Second set of practice questions--CS251--Winter 1999

This set contains practice questions on augmented data structures and on priority queues.

Question 1 Searchable stack. The ADT searchable stack is supposed to handle the following operations on on sets of data with two keys (for example, student name, and student ID number). The operations are PUSH, POP, TOP, MAKENULL, SEARCH-BY-KEY-1, and SEARCH-BY-KEY-2. Using the principle of augmentation of a data structure, suggest a data structure for this situation, such that PUSH, POP and both SEARCH operations take time O(log n) (n is the number of elements in the data structure at the time of the call), and the other operations take time O(1).
Question 2 Maxstack. The ADT maxstack is like an ordinary stack, with an extra operation, MAX, which returns the maximum of the key values of the elements in the stack. Show an implementation that allows all operations to be performed in O(1) worst-case time.
Question 3 The ADT median-priority-queue (or MPQ for short). The ADT median-priority-queue operates on a set of elements with different key values, and involves the following operations: makenull, insert, delete-median, makeMPQ. It is known that the number of elements never exceeds a given number n. The operation makeMPQ takes a given number of elements and inserts these globally (not one by one; recall buildheap for a similar situation). For delete-median, note that the median of a set of 2n elements is the n-th smallest, and that the median of a set of 2n+1 elements is the n+1-st smallest element. Suggest, adapt or invent a data structure so that the following can be achieved:
  • Insert and delete-median take O(log n) worst-case time.
  • MakeMPQ takes O(n) time in the worst case, where n is the number of elements involved.
Your answer should be such that a good programmer would know how to implement your data structure. You must tell us therefore in words how makeMPQ, insert, delete-median are to be implemented, and you must draw the data structure.
Question 4 k-ary heaps. A k-ary heap is a generalization of a standard binary heap so that there are k children per node. Give an implicit data structure implementation, with details on how to find the i-th child of node j, and the parent of node j. Estimate the worst-case number of comparisons (as a function of n and k, where n is the number of elements) for a standard operation DELETEMIN. Same question for the operation INSERT.
Question 5 k-ary heaps (continued). Let a k-ary heap with n elements be given. Let the number of DELETEMIN and INSERT operations be equal; the sequence of the operations is such that the size of the heap remains about n. Argue why a 4-ary heap is best (you may need a calculator).
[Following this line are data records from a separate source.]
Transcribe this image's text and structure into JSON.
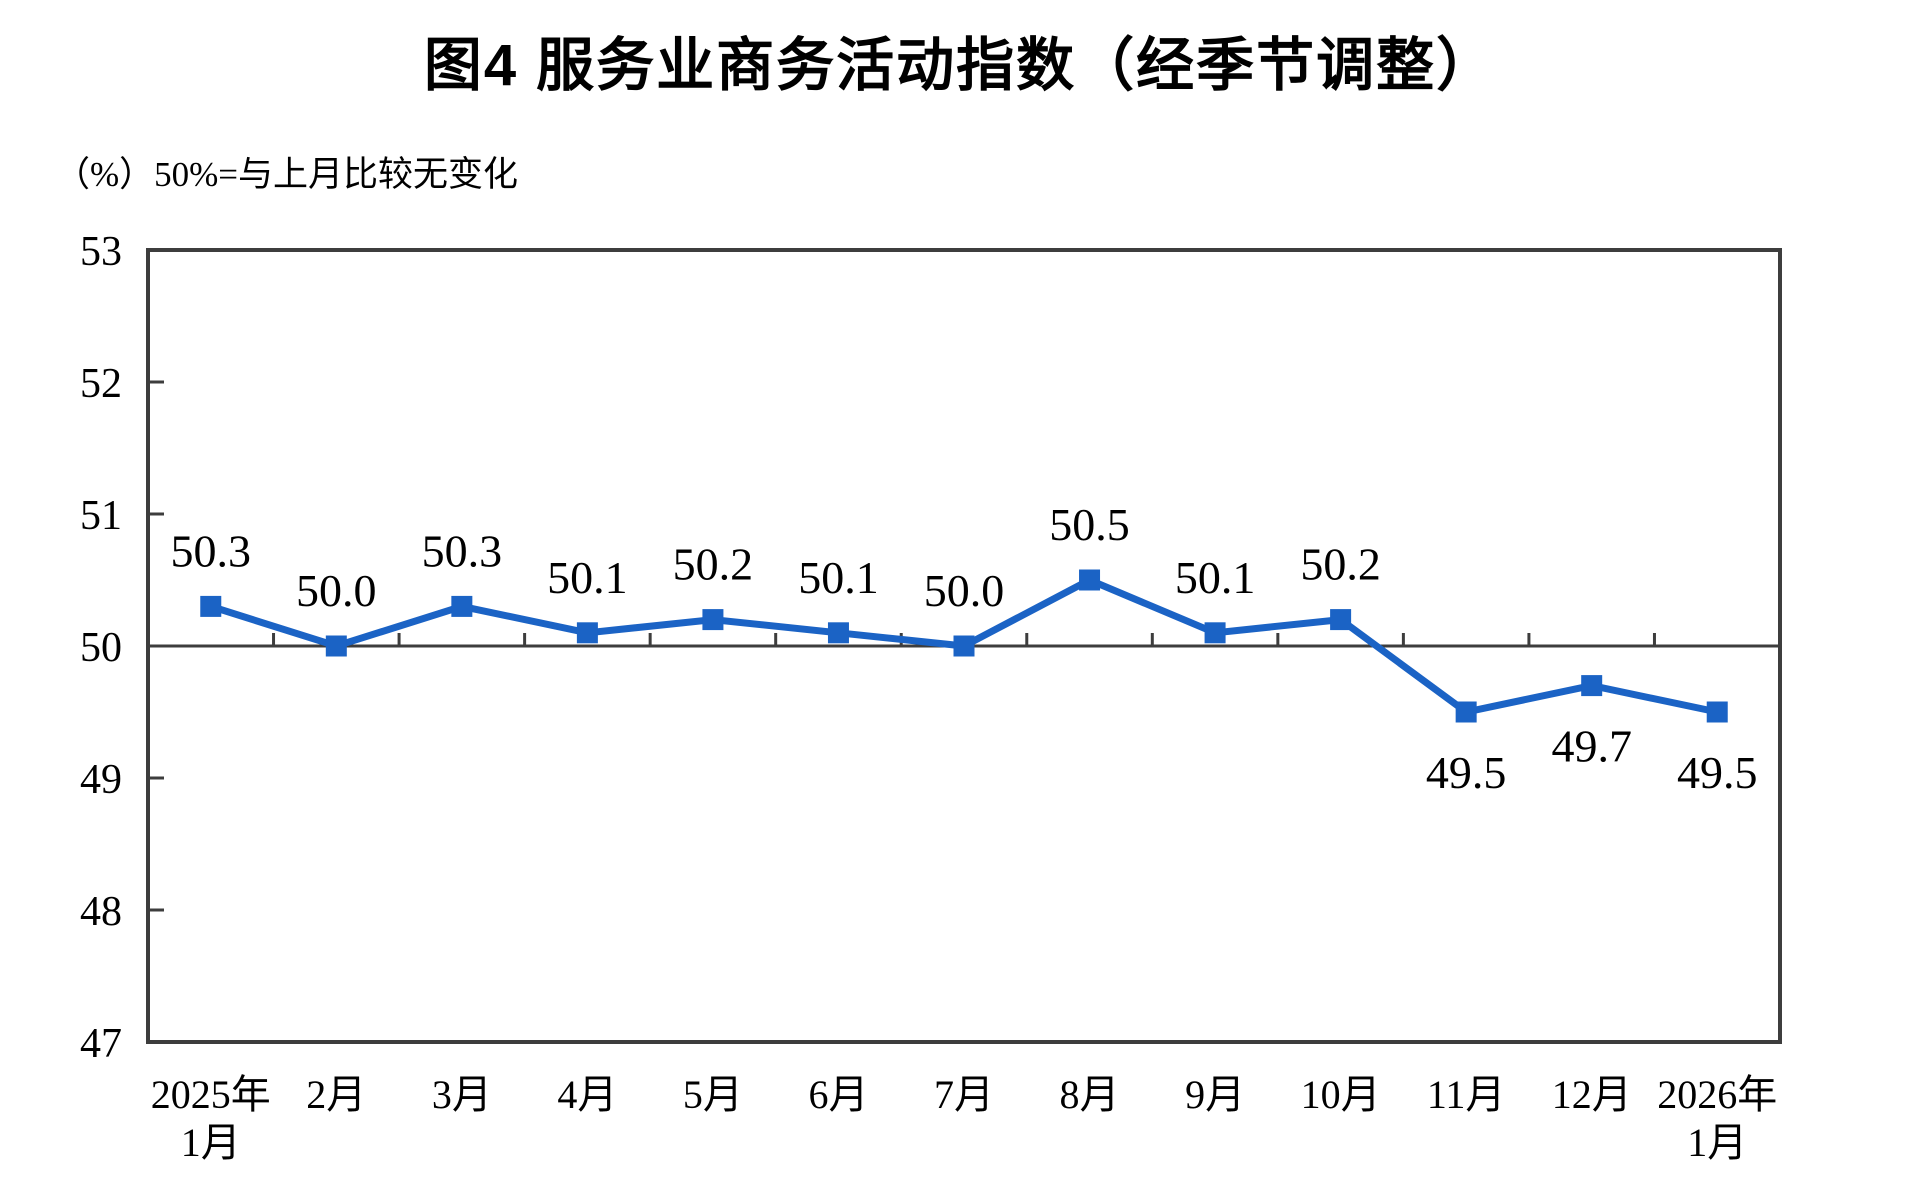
{
  "title": "图4  服务业商务活动指数（经季节调整）",
  "subtitle": "（%）50%=与上月比较无变化",
  "chart_data": {
    "type": "line",
    "title": "图4  服务业商务活动指数（经季节调整）",
    "unit_note": "（%）50%=与上月比较无变化",
    "categories": [
      "2025年1月",
      "2月",
      "3月",
      "4月",
      "5月",
      "6月",
      "7月",
      "8月",
      "9月",
      "10月",
      "11月",
      "12月",
      "2026年1月"
    ],
    "categories_display": [
      [
        "2025年",
        "1月"
      ],
      [
        "2月"
      ],
      [
        "3月"
      ],
      [
        "4月"
      ],
      [
        "5月"
      ],
      [
        "6月"
      ],
      [
        "7月"
      ],
      [
        "8月"
      ],
      [
        "9月"
      ],
      [
        "10月"
      ],
      [
        "11月"
      ],
      [
        "12月"
      ],
      [
        "2026年",
        "1月"
      ]
    ],
    "series": [
      {
        "name": "服务业商务活动指数",
        "values": [
          50.3,
          50.0,
          50.3,
          50.1,
          50.2,
          50.1,
          50.0,
          50.5,
          50.1,
          50.2,
          49.5,
          49.7,
          49.5
        ]
      }
    ],
    "data_labels": [
      "50.3",
      "50.0",
      "50.3",
      "50.1",
      "50.2",
      "50.1",
      "50.0",
      "50.5",
      "50.1",
      "50.2",
      "49.5",
      "49.7",
      "49.5"
    ],
    "ylim": [
      47,
      53
    ],
    "yticks": [
      47,
      48,
      49,
      50,
      51,
      52,
      53
    ],
    "reference_line": 50,
    "grid": false,
    "legend": "none",
    "marker": "square",
    "colors": {
      "line": "#1B63C5",
      "marker": "#1B63C5",
      "axis": "#3D3D3D",
      "text": "#000000"
    }
  }
}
Question 6 Beap. In 1976, Munro and Suwanda proposed the beap (biparental heap) as a possible implementation for a priority queue-like ADT supporting the operations makenull, insert, deletemin and search. A beap of n elements should be visualized as a triangular matrix such as the one shown below which has 10 elements. The elements are added in cross-diagonal fashion, so that the inherent order is 1, 2, 4, 6, 5, 9, 21, 8, 20 and 13 in the example shown below.
 1   4   9  13  ...
 2   5  20  ...
 6   8  ...
21   ...
The beap has the property that along any row or column, the elements are encountered in increasing order. Each element can be thought of as having two coordinates, say (c,r) where c stands for column and r stands for row. We use the convention that the first element is at (0,0). In our example, the element at (2,1) is 20, and the last element, at (3,0), is 13. If we place elements in cross-diagonal fashion, then the n-th element ends up at coordinates (c(n),r(n)), where c(.) and r(.) are certain simple functions of n that are given. Thus, (c(1),r(1))=(0,0), (c(2),r(2))=(0,1), (c(3),r(3))=(1,0), (c(4),r(4))=(0,2), and so forth. Define an implicit data structure for the beap, assuming that n never exceeds "maxnum". (This question is very easy.)
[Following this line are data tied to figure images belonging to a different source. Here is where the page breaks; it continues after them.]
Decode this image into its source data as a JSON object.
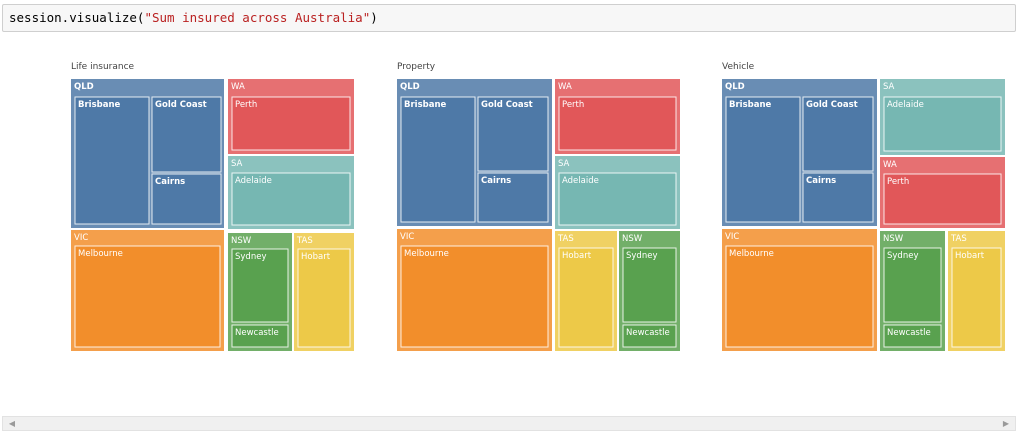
{
  "cell": {
    "code_prefix": "session.visualize(",
    "code_string": "\"Sum insured across Australia\"",
    "code_suffix": ")"
  },
  "colors": {
    "QLD": "#4e79a7",
    "WA": "#e15759",
    "SA": "#76b7b2",
    "VIC": "#f28e2b",
    "NSW": "#59a14f",
    "TAS": "#edc948"
  },
  "charts": [
    {
      "title": "Life insurance",
      "states": [
        {
          "name": "QLD",
          "cities": [
            "Brisbane",
            "Gold Coast",
            "Cairns"
          ]
        },
        {
          "name": "WA",
          "cities": [
            "Perth"
          ]
        },
        {
          "name": "SA",
          "cities": [
            "Adelaide"
          ]
        },
        {
          "name": "VIC",
          "cities": [
            "Melbourne"
          ]
        },
        {
          "name": "NSW",
          "cities": [
            "Sydney",
            "Newcastle"
          ]
        },
        {
          "name": "TAS",
          "cities": [
            "Hobart"
          ]
        }
      ]
    },
    {
      "title": "Property",
      "states": [
        {
          "name": "QLD",
          "cities": [
            "Brisbane",
            "Gold Coast",
            "Cairns"
          ]
        },
        {
          "name": "WA",
          "cities": [
            "Perth"
          ]
        },
        {
          "name": "SA",
          "cities": [
            "Adelaide"
          ]
        },
        {
          "name": "VIC",
          "cities": [
            "Melbourne"
          ]
        },
        {
          "name": "TAS",
          "cities": [
            "Hobart"
          ]
        },
        {
          "name": "NSW",
          "cities": [
            "Sydney",
            "Newcastle"
          ]
        }
      ]
    },
    {
      "title": "Vehicle",
      "states": [
        {
          "name": "QLD",
          "cities": [
            "Brisbane",
            "Gold Coast",
            "Cairns"
          ]
        },
        {
          "name": "SA",
          "cities": [
            "Adelaide"
          ]
        },
        {
          "name": "WA",
          "cities": [
            "Perth"
          ]
        },
        {
          "name": "VIC",
          "cities": [
            "Melbourne"
          ]
        },
        {
          "name": "NSW",
          "cities": [
            "Sydney",
            "Newcastle"
          ]
        },
        {
          "name": "TAS",
          "cities": [
            "Hobart"
          ]
        }
      ]
    }
  ],
  "scrollbar": {
    "left_arrow": "◀",
    "right_arrow": "▶"
  }
}
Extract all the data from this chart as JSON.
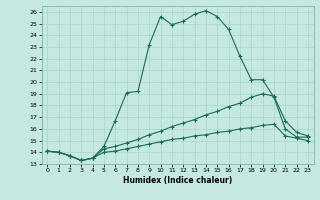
{
  "title": "",
  "xlabel": "Humidex (Indice chaleur)",
  "xlim": [
    -0.5,
    23.5
  ],
  "ylim": [
    13,
    26.5
  ],
  "yticks": [
    13,
    14,
    15,
    16,
    17,
    18,
    19,
    20,
    21,
    22,
    23,
    24,
    25,
    26
  ],
  "xticks": [
    0,
    1,
    2,
    3,
    4,
    5,
    6,
    7,
    8,
    9,
    10,
    11,
    12,
    13,
    14,
    15,
    16,
    17,
    18,
    19,
    20,
    21,
    22,
    23
  ],
  "bg_color": "#c5e8e2",
  "grid_color": "#a8d4cc",
  "line_color": "#1a6b5a",
  "line1_x": [
    0,
    1,
    2,
    3,
    4,
    5,
    6,
    7,
    8,
    9,
    10,
    11,
    12,
    13,
    14,
    15,
    16,
    17,
    18,
    19,
    20,
    21,
    22,
    23
  ],
  "line1_y": [
    14.1,
    14.0,
    13.7,
    13.3,
    13.5,
    14.5,
    16.7,
    19.1,
    19.2,
    23.2,
    25.6,
    24.9,
    25.2,
    25.8,
    26.1,
    25.6,
    24.5,
    22.2,
    20.2,
    20.2,
    18.7,
    16.0,
    15.3,
    15.3
  ],
  "line2_x": [
    0,
    1,
    2,
    3,
    4,
    5,
    6,
    7,
    8,
    9,
    10,
    11,
    12,
    13,
    14,
    15,
    16,
    17,
    18,
    19,
    20,
    21,
    22,
    23
  ],
  "line2_y": [
    14.1,
    14.0,
    13.7,
    13.3,
    13.5,
    14.3,
    14.5,
    14.8,
    15.1,
    15.5,
    15.8,
    16.2,
    16.5,
    16.8,
    17.2,
    17.5,
    17.9,
    18.2,
    18.7,
    19.0,
    18.8,
    16.7,
    15.7,
    15.4
  ],
  "line3_x": [
    0,
    1,
    2,
    3,
    4,
    5,
    6,
    7,
    8,
    9,
    10,
    11,
    12,
    13,
    14,
    15,
    16,
    17,
    18,
    19,
    20,
    21,
    22,
    23
  ],
  "line3_y": [
    14.1,
    14.0,
    13.7,
    13.3,
    13.5,
    14.0,
    14.1,
    14.3,
    14.5,
    14.7,
    14.9,
    15.1,
    15.2,
    15.4,
    15.5,
    15.7,
    15.8,
    16.0,
    16.1,
    16.3,
    16.4,
    15.4,
    15.2,
    15.0
  ]
}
Question 7 Beap (continued). Inspired by similar operations on heaps, describe how you would implement makenull, insert, search, and deletemin.
Question 8 Beap (continued).
  • Give O and Omega statements about the worst-case complexity of your operations insert and deletemin.
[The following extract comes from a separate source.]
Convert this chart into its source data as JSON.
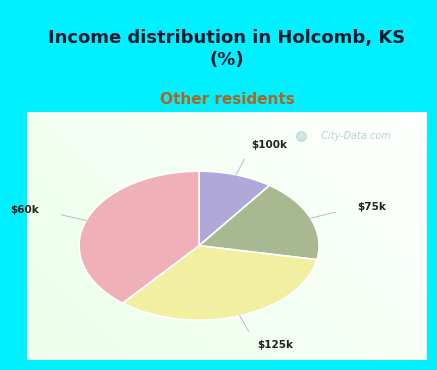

  • Give the worst-case time complexity of beapsort, a sorting method in which n elements are inserted in a beap, and then deleted by n calls to deletemin.
  • For use as a future event set in discrete event simulation, would you prefer a beap over a heap?
  • The heap, the sorted array, the unsorted array and the beap are four structures capable of holding elements with the property that the position of an element in the structure contains information about the relative size of the element vis-a-vis some other elements. This property is not shared by pointer-based structures. Of the four structures cited above in boldface, which one is best, in the worst-case complexity sense, for the following tasks:
    • makenull, followed by n insert's, and then n deletemin's.
    • One search operation in a structure holding n elements.
    • makenull, followed by n insert's and n search operations.